Studies of a Proteinase-activated Cell Surface Receptor

Abstract: The G protein-coupled receptors form one of the largest families of proteins involved in signalling between cells. It contains receptors for molecules as diverse as biogenic amines, glycoproteins and enzymes. The manuscripts included in this thesis together describe the initial characterisation of a previously unknown receptor of this class. A DNA fragment was cloned from a mouse genomic library. The peptide sequence deduced from the large open reading frame was about 30% identical to that of the human thrombin receptor.
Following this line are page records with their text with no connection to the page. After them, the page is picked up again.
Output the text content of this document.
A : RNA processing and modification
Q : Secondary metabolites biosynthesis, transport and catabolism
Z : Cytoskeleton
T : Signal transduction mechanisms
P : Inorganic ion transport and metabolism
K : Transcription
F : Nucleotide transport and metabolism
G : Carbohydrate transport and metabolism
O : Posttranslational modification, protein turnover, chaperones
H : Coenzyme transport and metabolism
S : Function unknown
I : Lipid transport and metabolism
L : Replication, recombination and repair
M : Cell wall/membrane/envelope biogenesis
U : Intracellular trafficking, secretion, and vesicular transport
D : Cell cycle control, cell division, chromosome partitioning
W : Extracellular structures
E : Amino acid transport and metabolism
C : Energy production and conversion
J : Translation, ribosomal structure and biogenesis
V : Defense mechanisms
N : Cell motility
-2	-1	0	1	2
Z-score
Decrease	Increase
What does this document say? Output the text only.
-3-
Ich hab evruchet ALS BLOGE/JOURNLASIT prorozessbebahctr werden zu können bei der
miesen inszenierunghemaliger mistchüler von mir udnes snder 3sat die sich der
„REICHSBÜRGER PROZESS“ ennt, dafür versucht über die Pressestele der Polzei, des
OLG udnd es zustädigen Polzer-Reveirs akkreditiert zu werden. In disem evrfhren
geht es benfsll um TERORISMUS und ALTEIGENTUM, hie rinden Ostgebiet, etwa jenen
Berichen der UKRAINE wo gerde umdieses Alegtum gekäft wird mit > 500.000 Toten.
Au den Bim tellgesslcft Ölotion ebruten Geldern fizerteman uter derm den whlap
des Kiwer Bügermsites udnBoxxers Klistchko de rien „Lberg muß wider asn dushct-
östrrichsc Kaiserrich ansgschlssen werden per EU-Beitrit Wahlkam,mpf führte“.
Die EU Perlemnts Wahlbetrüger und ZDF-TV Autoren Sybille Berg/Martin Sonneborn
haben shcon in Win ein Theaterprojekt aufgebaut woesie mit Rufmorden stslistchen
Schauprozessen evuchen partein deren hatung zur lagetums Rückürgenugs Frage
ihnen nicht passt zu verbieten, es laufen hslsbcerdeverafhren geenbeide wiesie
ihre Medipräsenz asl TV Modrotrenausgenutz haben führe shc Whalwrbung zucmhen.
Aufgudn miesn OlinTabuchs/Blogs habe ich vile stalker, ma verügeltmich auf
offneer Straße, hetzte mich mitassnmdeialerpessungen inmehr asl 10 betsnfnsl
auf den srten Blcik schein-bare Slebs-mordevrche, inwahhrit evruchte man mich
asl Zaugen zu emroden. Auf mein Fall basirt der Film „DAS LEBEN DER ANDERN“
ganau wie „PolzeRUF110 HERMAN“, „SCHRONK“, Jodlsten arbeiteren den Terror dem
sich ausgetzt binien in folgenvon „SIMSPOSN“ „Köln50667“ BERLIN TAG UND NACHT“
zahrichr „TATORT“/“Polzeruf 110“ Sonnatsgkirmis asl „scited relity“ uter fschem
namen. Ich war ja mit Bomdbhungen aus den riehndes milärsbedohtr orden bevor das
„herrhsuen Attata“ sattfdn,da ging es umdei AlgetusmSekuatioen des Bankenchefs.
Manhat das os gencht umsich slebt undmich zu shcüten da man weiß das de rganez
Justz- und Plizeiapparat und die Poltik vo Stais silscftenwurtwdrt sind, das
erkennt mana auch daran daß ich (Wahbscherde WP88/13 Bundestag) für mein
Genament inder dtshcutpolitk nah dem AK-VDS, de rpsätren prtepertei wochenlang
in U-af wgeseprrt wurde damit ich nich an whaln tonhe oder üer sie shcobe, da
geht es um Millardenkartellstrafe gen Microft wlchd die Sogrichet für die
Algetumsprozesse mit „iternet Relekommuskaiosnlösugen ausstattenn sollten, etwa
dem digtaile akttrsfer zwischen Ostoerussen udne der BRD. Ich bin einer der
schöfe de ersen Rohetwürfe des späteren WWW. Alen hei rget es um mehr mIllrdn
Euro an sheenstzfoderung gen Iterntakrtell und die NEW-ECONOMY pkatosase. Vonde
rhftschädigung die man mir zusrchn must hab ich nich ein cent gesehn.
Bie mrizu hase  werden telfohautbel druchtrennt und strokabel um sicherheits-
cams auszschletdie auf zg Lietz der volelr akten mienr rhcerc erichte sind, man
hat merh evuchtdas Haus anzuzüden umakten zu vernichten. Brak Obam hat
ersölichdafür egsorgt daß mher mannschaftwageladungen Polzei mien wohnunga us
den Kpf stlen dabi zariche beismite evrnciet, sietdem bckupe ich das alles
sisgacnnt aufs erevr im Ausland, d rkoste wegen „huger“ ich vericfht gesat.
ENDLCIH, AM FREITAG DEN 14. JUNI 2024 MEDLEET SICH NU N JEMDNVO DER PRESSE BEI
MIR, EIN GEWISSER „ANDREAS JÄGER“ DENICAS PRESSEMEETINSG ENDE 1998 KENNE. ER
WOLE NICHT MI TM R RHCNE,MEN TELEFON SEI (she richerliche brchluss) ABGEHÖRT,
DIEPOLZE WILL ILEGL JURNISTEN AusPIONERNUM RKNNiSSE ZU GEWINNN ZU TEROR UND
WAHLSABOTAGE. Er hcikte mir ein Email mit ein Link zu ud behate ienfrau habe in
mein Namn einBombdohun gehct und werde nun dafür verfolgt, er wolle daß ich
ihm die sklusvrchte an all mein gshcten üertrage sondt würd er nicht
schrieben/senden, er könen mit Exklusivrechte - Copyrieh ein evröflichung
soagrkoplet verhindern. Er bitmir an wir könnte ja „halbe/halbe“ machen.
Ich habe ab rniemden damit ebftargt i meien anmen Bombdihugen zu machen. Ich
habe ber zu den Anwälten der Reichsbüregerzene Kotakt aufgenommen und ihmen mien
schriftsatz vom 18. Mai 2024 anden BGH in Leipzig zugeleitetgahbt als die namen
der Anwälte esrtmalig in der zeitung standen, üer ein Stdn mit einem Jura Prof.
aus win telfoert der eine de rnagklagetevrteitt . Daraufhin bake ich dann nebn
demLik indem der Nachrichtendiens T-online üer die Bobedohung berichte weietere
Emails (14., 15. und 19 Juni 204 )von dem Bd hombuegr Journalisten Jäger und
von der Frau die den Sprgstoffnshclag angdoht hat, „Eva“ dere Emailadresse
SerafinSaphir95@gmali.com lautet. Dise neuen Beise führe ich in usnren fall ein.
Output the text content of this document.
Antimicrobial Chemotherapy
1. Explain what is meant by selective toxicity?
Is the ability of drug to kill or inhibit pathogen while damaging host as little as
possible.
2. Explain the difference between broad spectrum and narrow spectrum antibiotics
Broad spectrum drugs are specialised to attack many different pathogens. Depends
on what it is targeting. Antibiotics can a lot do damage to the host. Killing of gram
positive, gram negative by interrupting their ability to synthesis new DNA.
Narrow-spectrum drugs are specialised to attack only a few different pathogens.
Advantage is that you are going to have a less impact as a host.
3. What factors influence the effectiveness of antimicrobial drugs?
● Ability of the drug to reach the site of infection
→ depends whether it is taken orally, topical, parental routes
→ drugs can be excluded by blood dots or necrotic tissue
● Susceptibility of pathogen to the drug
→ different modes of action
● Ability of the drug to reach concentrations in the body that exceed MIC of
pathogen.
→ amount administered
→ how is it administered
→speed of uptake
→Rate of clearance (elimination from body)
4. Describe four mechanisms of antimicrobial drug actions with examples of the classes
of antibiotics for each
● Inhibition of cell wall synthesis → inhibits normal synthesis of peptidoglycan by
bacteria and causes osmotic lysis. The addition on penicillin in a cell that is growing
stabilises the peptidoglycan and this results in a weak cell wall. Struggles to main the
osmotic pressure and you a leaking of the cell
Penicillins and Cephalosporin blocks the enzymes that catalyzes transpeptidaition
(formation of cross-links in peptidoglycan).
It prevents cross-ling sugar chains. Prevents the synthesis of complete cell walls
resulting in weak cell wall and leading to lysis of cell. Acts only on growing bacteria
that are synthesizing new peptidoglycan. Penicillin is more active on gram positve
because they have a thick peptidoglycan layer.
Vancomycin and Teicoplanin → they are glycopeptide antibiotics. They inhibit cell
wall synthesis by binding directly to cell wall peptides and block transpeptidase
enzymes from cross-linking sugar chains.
It also contained a putative cleavage site for trypsin-like serine proteinases. Frog oocytes injected with receptor cRNA responded with calcium mobilisation to stimulation with trypsin or a peptide (SLIGRLETQPPI) corresponding to the sequence immediately downstream of the predicted enzyme cleavage site. Receptors with a mutated cleavage site were resistant to activation by trypsin. The receptor was named the proteinase-activated receptor 2 (PAR-2). Cloning of a 3 kb mouse PAR-2 cDNA revealed a coding 5' end different from that in the genomic fragment. The subsequent isolation of mouse and human genomic DNA fragments corresponding to the cDNA showed that the PAR-2 gene consists of - at least - two exons separated by 10-14 kb intronic DNA. The sequence of the predicted human receptor agonist peptide is SLIGKVD. Northern blot and in situ hybridisation studies showed that the PAR-2 is widely expressed in adult mouse and human and fetal mouse tissues, with a preferential localisation to epithelial cells from all three germ cell layers. Messenger RNA was also detected in some non-epithelial tissues, notably in ossifying bone and in the thymus but nowhere in the CNS, except in the retina. In cultured human endothelial cells, the PAR-2 gene was strongly induced by treatment with inflammatory cytokines. Expression peaked after 48 hours but remained elevated for another two days, suggesting a role of the PAR-2 in the later phases of the acute inflammatory response.